Sling Blade.

AuthorSharrett, Christopher

The crisis within the nuclear family has been something of an obsession in the Hollywood cinema of the last 25 years as the aftermath of Vietnam and Watergate punctured the ultimate symbol of American community. Films such as "Ordinary People" (1980) and "The Great Santini" (1979) cast doubt on the viability of the traditional patriarchal household. Recent films suggest that the cinema's skepticism about the utility of the family continues apace, with the audience quite receptive.

Atom Egoyan's "The Sweet Hereafter" (1997) is a melancholy reflection on the demise of family solidarity. An icy and rather socially disaffected civil lawyer (Ian Holm) discovers a community that has suffered a terrible tragedy -- a school bus full of children skids off a road and ends up submerged in a lake, killing most of the youngsters on board. At first, the town's parents seem amenable to the suggestion by the attorney of a class action suit against the bus company.

Soon, though, the psychological density of the picture emerges. The lawyer is profoundly alienated from his drug-addict daughter, his relationship consisting of occasional strained phone calls and small favors. While the attorney seems a bundle of neuroses, his motivations muddled, it is apparent that his attempt to persuade the town to avenge the dead children through a suit is his chance to make his own failed parenting right. His suggestions regarding the suit come across, however, as wholly mercenary.

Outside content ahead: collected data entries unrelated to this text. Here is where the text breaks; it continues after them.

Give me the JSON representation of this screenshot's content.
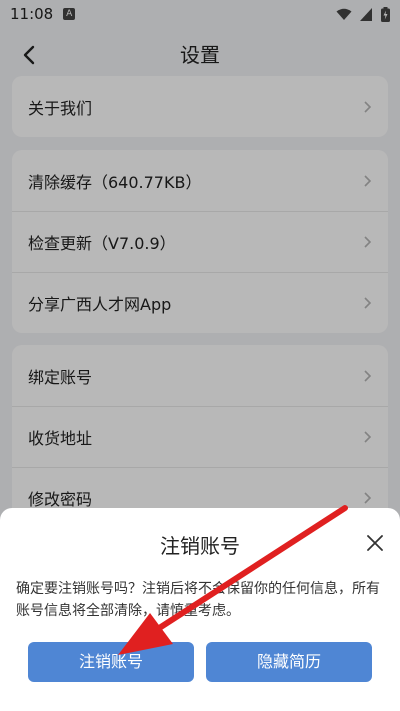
{
  "status": {
    "time": "11:08",
    "badge": "A"
  },
  "header": {
    "title": "设置"
  },
  "sections": {
    "about": {
      "label": "关于我们"
    },
    "cache": {
      "label": "清除缓存（640.77KB）"
    },
    "update": {
      "label": "检查更新（V7.0.9）"
    },
    "share": {
      "label": "分享广西人才网App"
    },
    "bind": {
      "label": "绑定账号"
    },
    "address": {
      "label": "收货地址"
    },
    "password": {
      "label": "修改密码"
    }
  },
  "dialog": {
    "title": "注销账号",
    "message": "确定要注销账号吗？注销后将不会保留你的任何信息，所有账号信息将全部清除，请慎重考虑。",
    "confirm_label": "注销账号",
    "hide_label": "隐藏简历"
  },
  "colors": {
    "accent": "#4f86d4",
    "annotation_arrow": "#e02020"
  }
}
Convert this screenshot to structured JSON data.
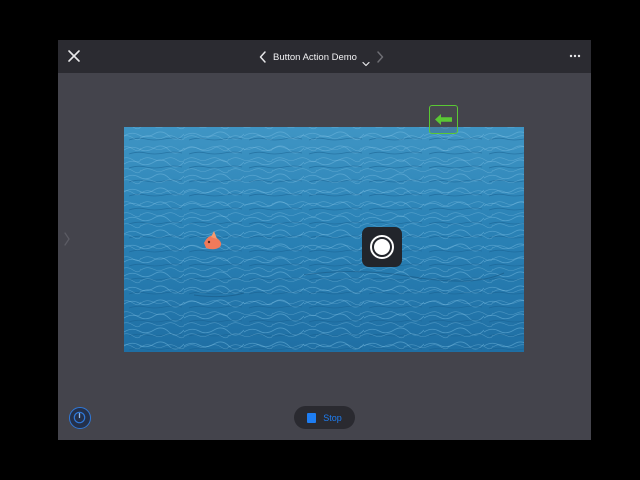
{
  "window": {
    "title": "Button Action Demo"
  },
  "icons": {
    "close": "close-icon",
    "prev": "chevron-left-icon",
    "next": "chevron-right-icon",
    "title_menu": "chevron-down-icon",
    "more": "more-icon",
    "side_panel": "chevron-right-icon",
    "back_arrow": "arrow-left-icon",
    "capture": "capture-icon",
    "gauge": "gauge-icon",
    "stop": "stop-icon"
  },
  "controls": {
    "stop_label": "Stop"
  },
  "colors": {
    "background": "#44444c",
    "toolbar": "#2b2b31",
    "accent_blue": "#1e7df2",
    "accent_green": "#5ac834",
    "water": "#2a83b6"
  }
}
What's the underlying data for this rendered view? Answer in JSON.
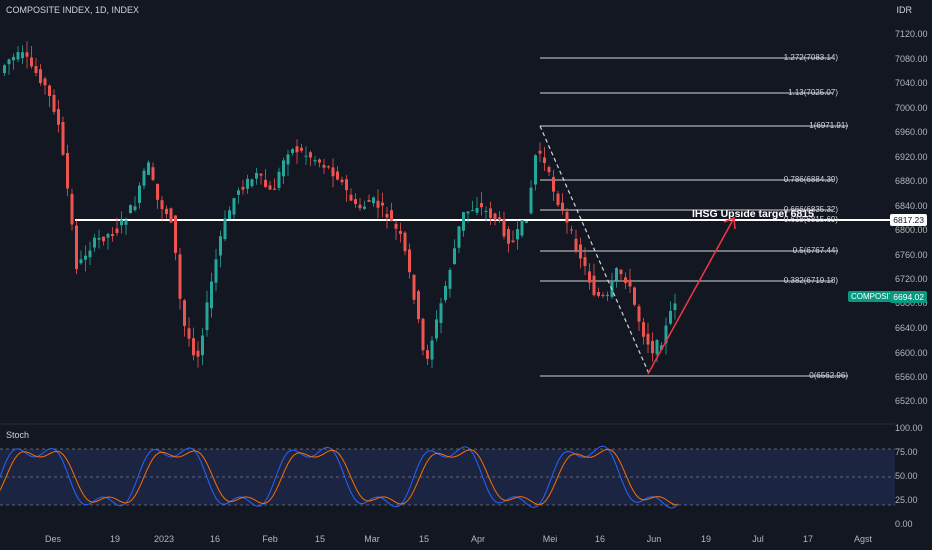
{
  "header": {
    "title": "COMPOSITE INDEX, 1D, INDEX",
    "currency": "IDR"
  },
  "price_axis": [
    "7120.00",
    "7080.00",
    "7040.00",
    "7000.00",
    "6960.00",
    "6920.00",
    "6880.00",
    "6840.00",
    "6800.00",
    "6760.00",
    "6720.00",
    "6680.00",
    "6640.00",
    "6600.00",
    "6560.00",
    "6520.00"
  ],
  "stoch_axis": [
    "100.00",
    "75.00",
    "50.00",
    "25.00",
    "0.00"
  ],
  "x_axis": [
    "Des",
    "19",
    "2023",
    "16",
    "Feb",
    "15",
    "Mar",
    "15",
    "Apr",
    "Mei",
    "16",
    "Jun",
    "19",
    "Jul",
    "17",
    "Agst"
  ],
  "fib_labels": [
    "1.272(7083.14)",
    "1.13(7025.07)",
    "1(6971.91)",
    "0.786(6884.39)",
    "0.666(6835.32)",
    "0.618(6815.69)",
    "0.5(6767.44)",
    "0.382(6719.18)",
    "0(6562.96)"
  ],
  "price_badge": {
    "value": "6817.23"
  },
  "composite_badge": {
    "label": "COMPOSITE",
    "value": "6694.02"
  },
  "annotation": "IHSG Upside target 6815",
  "stoch": {
    "label": "Stoch"
  },
  "colors": {
    "up": "#26a69a",
    "down": "#ef5350",
    "k_line": "#2962ff",
    "d_line": "#ff6d00"
  },
  "chart_data": {
    "type": "candlestick",
    "ylim": [
      6520,
      7130
    ],
    "horizontal_line": 6817.23,
    "fib_levels": [
      7083.14,
      7025.07,
      6971.91,
      6884.39,
      6835.32,
      6815.69,
      6767.44,
      6719.18,
      6562.96
    ],
    "last_close": 6694.02,
    "stoch_levels": [
      80,
      50,
      20
    ]
  }
}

Viewers also learn that one of the girls who survived the crash long has been in an incestuous relationship with her father, one of the suit's key plaintiffs. At the penultimate moment, the girl's deposition sinks the case altogether, as well as the lawyer's hopes for personal redemption. The suggestion is that the failed parent is not to be given a second chance and the abusive parent is not to be rewarded.

Ang Lee's "The Ice Storm" (1997) covers somewhat similar terrain, especially with its images of frozen landscapes (albeit in a different part of North America). "The Ice Storm" deals with the posh suburb of New Canaan, Conn., in the mid 1970s. Watergate as part of the American media iconography becomes a metaphor for a valueless, disintegrating family and community.

Several families of the suburb are united primarily through mate-swapping and careerism, One housewife (Sigourney Weaver in a superb role) has an insatiable sexual appetite that, as is the case with most characters of the film...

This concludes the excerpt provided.